India at one time was a center of global fertility surrogacy industry. After India, Thailand, Nepal and other countries banned commercial surrogacy. Then, Ukraine emerged as the surrogacy capital, advertising surrogacy with “wombs on hire,” attracting foreign parents in Europe, Latin America and China. India after 17 years of adhoc surrogacy stands, has on December 25, 2021, enacted The Surrogacy (Regulation) Act, 2021 prohibiting commercial surrogacy but allowing altruistic surrogacy. Similarly, the Assisted Reproductive Technology (Regulation) Act, 2021, (ART Act) now aims to regulate and supervise assisted reproductive technology clinics and assisted reproductive technology banks, and prevent misuse. These hazy laws have pitfalls and provide no succor to reported 1.8 crore Indians who have infertility issues. Restrictive choices, no implementing infrastructure, inconsistent provisions compared to adoption laws and lack of cohesion with legalities, have provoked debates on legal, ethical, social and moral tussles on the Indian surrogacy radar. The fear. Surrogacy will shift to the underground grey market and still flourish in silence in India.

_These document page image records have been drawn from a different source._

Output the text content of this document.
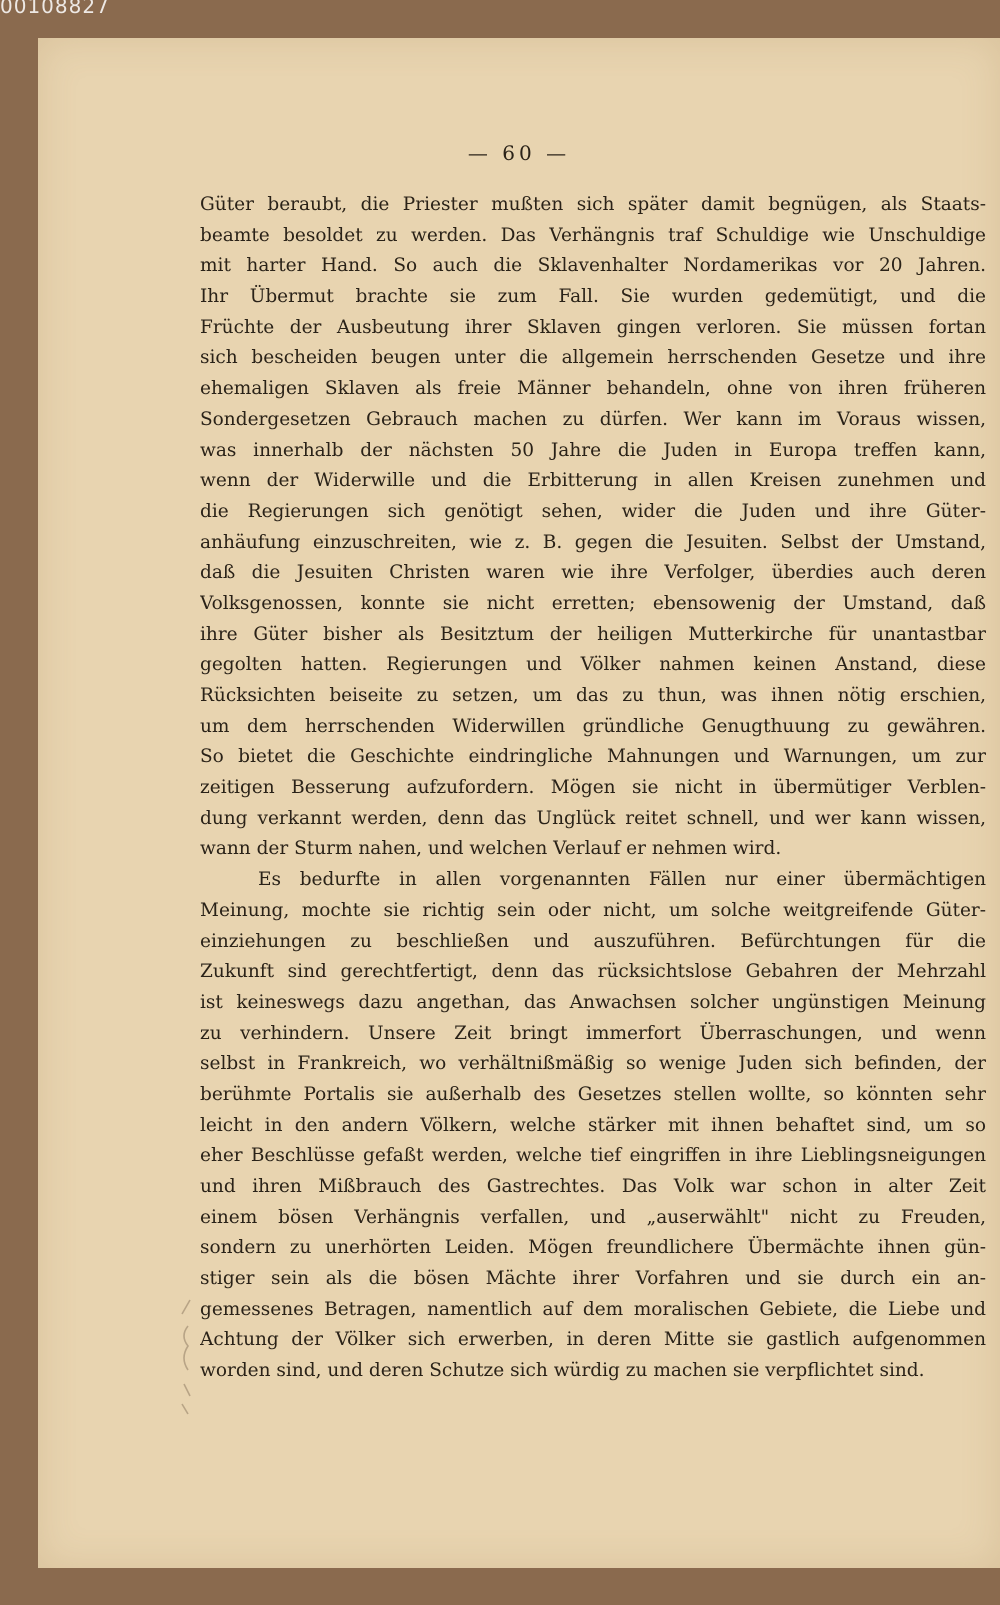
00108827
— 60 —
Güter beraubt, die Priester mußten sich später damit begnügen, als Staats-
beamte besoldet zu werden. Das Verhängnis traf Schuldige wie Unschuldige
mit harter Hand. So auch die Sklavenhalter Nordamerikas vor 20 Jahren.
Ihr Übermut brachte sie zum Fall. Sie wurden gedemütigt, und die
Früchte der Ausbeutung ihrer Sklaven gingen verloren. Sie müssen fortan
sich bescheiden beugen unter die allgemein herrschenden Gesetze und ihre
ehemaligen Sklaven als freie Männer behandeln, ohne von ihren früheren
Sondergesetzen Gebrauch machen zu dürfen. Wer kann im Voraus wissen,
was innerhalb der nächsten 50 Jahre die Juden in Europa treffen kann,
wenn der Widerwille und die Erbitterung in allen Kreisen zunehmen und
die Regierungen sich genötigt sehen, wider die Juden und ihre Güter-
anhäufung einzuschreiten, wie z. B. gegen die Jesuiten. Selbst der Umstand,
daß die Jesuiten Christen waren wie ihre Verfolger, überdies auch deren
Volksgenossen, konnte sie nicht erretten; ebensowenig der Umstand, daß
ihre Güter bisher als Besitztum der heiligen Mutterkirche für unantastbar
gegolten hatten. Regierungen und Völker nahmen keinen Anstand, diese
Rücksichten beiseite zu setzen, um das zu thun, was ihnen nötig erschien,
um dem herrschenden Widerwillen gründliche Genugthuung zu gewähren.
So bietet die Geschichte eindringliche Mahnungen und Warnungen, um zur
zeitigen Besserung aufzufordern. Mögen sie nicht in übermütiger Verblen-
dung verkannt werden, denn das Unglück reitet schnell, und wer kann wissen,
wann der Sturm nahen, und welchen Verlauf er nehmen wird.
Es bedurfte in allen vorgenannten Fällen nur einer übermächtigen
Meinung, mochte sie richtig sein oder nicht, um solche weitgreifende Güter-
einziehungen zu beschließen und auszuführen. Befürchtungen für die
Zukunft sind gerechtfertigt, denn das rücksichtslose Gebahren der Mehrzahl
ist keineswegs dazu angethan, das Anwachsen solcher ungünstigen Meinung
zu verhindern. Unsere Zeit bringt immerfort Überraschungen, und wenn
selbst in Frankreich, wo verhältnißmäßig so wenige Juden sich befinden, der
berühmte Portalis sie außerhalb des Gesetzes stellen wollte, so könnten sehr
leicht in den andern Völkern, welche stärker mit ihnen behaftet sind, um so
eher Beschlüsse gefaßt werden, welche tief eingriffen in ihre Lieblingsneigungen
und ihren Mißbrauch des Gastrechtes. Das Volk war schon in alter Zeit
einem bösen Verhängnis verfallen, und „auserwählt" nicht zu Freuden,
sondern zu unerhörten Leiden. Mögen freundlichere Übermächte ihnen gün-
stiger sein als die bösen Mächte ihrer Vorfahren und sie durch ein an-
gemessenes Betragen, namentlich auf dem moralischen Gebiete, die Liebe und
Achtung der Völker sich erwerben, in deren Mitte sie gastlich aufgenommen
worden sind, und deren Schutze sich würdig zu machen sie verpflichtet sind.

But, the burning issue. In makeshift basements at Ukraine, babies born out of surrogacy lie in rows of cribs awaiting their biological parents to identify their nationality under Ukrainian law. Harried parents abroad have no clue on how to reach them. Nurses and Nannies guard the babies till the nightmare hopefully ends. Estimated 500 surrogate mothers in Ukraine are said to be carrying babies for overseas parents, earning upto 15,000 USD. Nobody realized that the surrogacy industry quietly became the largest in Ukraine and perpetuated because of abject poverty. Children born and yet to be born will face a plethora of legal hurdles. The looming larger issue however is safety and survival. The dilemma. How will they be rescued. What will be their ultimate fate.
In this impasse and predicament, an international agency has to step in to the rescue of these hapless babies. Pursuant to a mandate from its Members, the Permanent Bureau of the Hague Conference on Private International Law (HCCH) is currently studying the private international law issues being encountered in relation to the legal parentage of children, as well as in relation to international surrogacy arrangements. A general private international law instrument on legal parentage and a separate protocol on legal parentage established as a result of international surrogacy arrangements is being examined by a group of about 25 countries in an ongoing exercise. This group has also continued its discussions on the feasibility of advancing work with respect to a possible Protocol on the recognition of legal parentage established as a result of surrogacy agreements. This exercise can come in as a very timely rescue exit in Ukraine. If a team of international family law experts were to garner international support and step in to rescue these surrogate babies born in Ukraine, they may find homes with anxious parents. This monumental work will require global EU intervention and Russian initiatives in a humanitarian gesture. The babies born or in conception are not at fault. War has played havoc. But their lives need not end in ruins. The International Committee of the Red Cross and the United Nations involvement in the implementation of international humanitarian law has to go in top gear to provide succor. An energized impetus ought to be built up in a public appeal to reach out to these unidentified babies. The United Nation Convention on the Rights of the Child enjoins that every child on birth has a right to acquire a nationality, an identity and to be cared for by his or her parents. This laudable law has a role with no barriers, no enemies and no politics. Let human hands join to weave a web of humanity and rescue these infants to live and to be loved.